Pannith, the manager, arrived and later sat with me for 20 minutes. He is a large, handsome man, dressed in an orange shirt and multicolored sarong, with gold necklaces and bracelets. He has the bearing of a tribal chief and that is, in effect, his new role. But he explains that this is not a tribe and that was, until recently, his greatest problem. There are fishermen’s families and dirt poor families and families of a higher station. They have very different standards of hygiene and home care. If some were to leave the camp, they would steal and sell and soon be in trouble with the police. So Pannith has strict rules. No one comes or goes without his personal approval. He signs permission slips. He meets regularly with a handful of indigenous leaders from the camp population to sort out differences and maintain order.
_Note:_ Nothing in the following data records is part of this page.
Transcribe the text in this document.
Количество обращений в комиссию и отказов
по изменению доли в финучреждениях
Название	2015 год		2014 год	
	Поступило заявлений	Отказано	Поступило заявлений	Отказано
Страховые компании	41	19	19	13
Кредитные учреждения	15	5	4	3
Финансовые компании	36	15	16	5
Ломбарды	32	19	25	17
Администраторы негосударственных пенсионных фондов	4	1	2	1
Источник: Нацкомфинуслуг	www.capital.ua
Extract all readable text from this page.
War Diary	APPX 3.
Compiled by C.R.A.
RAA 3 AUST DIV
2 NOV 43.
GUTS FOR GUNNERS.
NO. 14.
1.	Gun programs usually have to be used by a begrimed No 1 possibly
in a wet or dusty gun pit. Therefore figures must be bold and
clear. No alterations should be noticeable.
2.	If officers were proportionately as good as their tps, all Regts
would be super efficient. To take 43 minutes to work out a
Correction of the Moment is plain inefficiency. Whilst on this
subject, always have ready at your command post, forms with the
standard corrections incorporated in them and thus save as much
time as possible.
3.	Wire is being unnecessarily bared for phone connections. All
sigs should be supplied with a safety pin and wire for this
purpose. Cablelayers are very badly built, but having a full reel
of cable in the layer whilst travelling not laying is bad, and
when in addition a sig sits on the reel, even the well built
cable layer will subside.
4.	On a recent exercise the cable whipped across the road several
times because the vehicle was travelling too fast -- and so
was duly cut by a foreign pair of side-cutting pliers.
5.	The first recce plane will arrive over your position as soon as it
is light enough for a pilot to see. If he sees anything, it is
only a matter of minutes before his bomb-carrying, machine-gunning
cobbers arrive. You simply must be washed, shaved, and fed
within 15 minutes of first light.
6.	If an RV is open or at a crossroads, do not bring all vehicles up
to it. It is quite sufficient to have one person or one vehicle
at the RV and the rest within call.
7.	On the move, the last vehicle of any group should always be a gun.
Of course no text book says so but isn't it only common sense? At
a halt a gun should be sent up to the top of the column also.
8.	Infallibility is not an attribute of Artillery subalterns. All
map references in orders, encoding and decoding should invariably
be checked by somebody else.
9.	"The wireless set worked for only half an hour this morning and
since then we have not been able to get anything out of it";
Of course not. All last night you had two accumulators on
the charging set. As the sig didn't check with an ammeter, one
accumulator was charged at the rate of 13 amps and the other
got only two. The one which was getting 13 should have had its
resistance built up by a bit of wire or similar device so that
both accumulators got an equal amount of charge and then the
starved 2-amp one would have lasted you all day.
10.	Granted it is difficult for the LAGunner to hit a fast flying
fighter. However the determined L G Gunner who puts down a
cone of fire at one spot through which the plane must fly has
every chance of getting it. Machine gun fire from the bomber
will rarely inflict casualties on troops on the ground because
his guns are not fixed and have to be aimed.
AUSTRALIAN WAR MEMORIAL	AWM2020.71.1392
Over 200 live here in large canvas tents pitched on a thin layer of concrete over sand. There is a Montessori School, a doctor’s cabin, a common outdoor kitchen and a common covered dining room. Several toilets are housed in new buildings for men and for women. There is a sanitary system, serviced by a sewage truck. A Buddhist school and temple adjoins the property and all residents are Buddhist.
The schedule begins with a 6AM tea-in-tent service, time for showering and cleaning, the first of three hours for prayers at the temple, school for the children, work for the employed men (all with documents from their employers in Pannith’s personal file). And then the day proceeds with strict times for meals, rest, personal chores, collective camp cleaning (not everyone, but a rotation system of 15 persons a day). Lights are out at 10PM. There is plenty of time for R&R;, including TV in a common room.
I asked where Pannith learned such a disciplined system and he said it came from working as a police officer. Now he is the Western District cricket coach. He played for the under-19 national team in his glory days.
While I might resent such regimentation, there can be no doubt that this camp runs well, has no disease, and pleases its residents. I was free to wander, interact, and learn. I could find no cases of anything resembling PTSD. Pannith explained, “These are simple people. In their villages they would eat and fish and sleep. They are ready to return to that.”
Frank tells me he ultimately agreed with the Sri Lankans who downplayed the need for psychological assistance. “The trauma was profound,” he said, “But the wounds are healing.”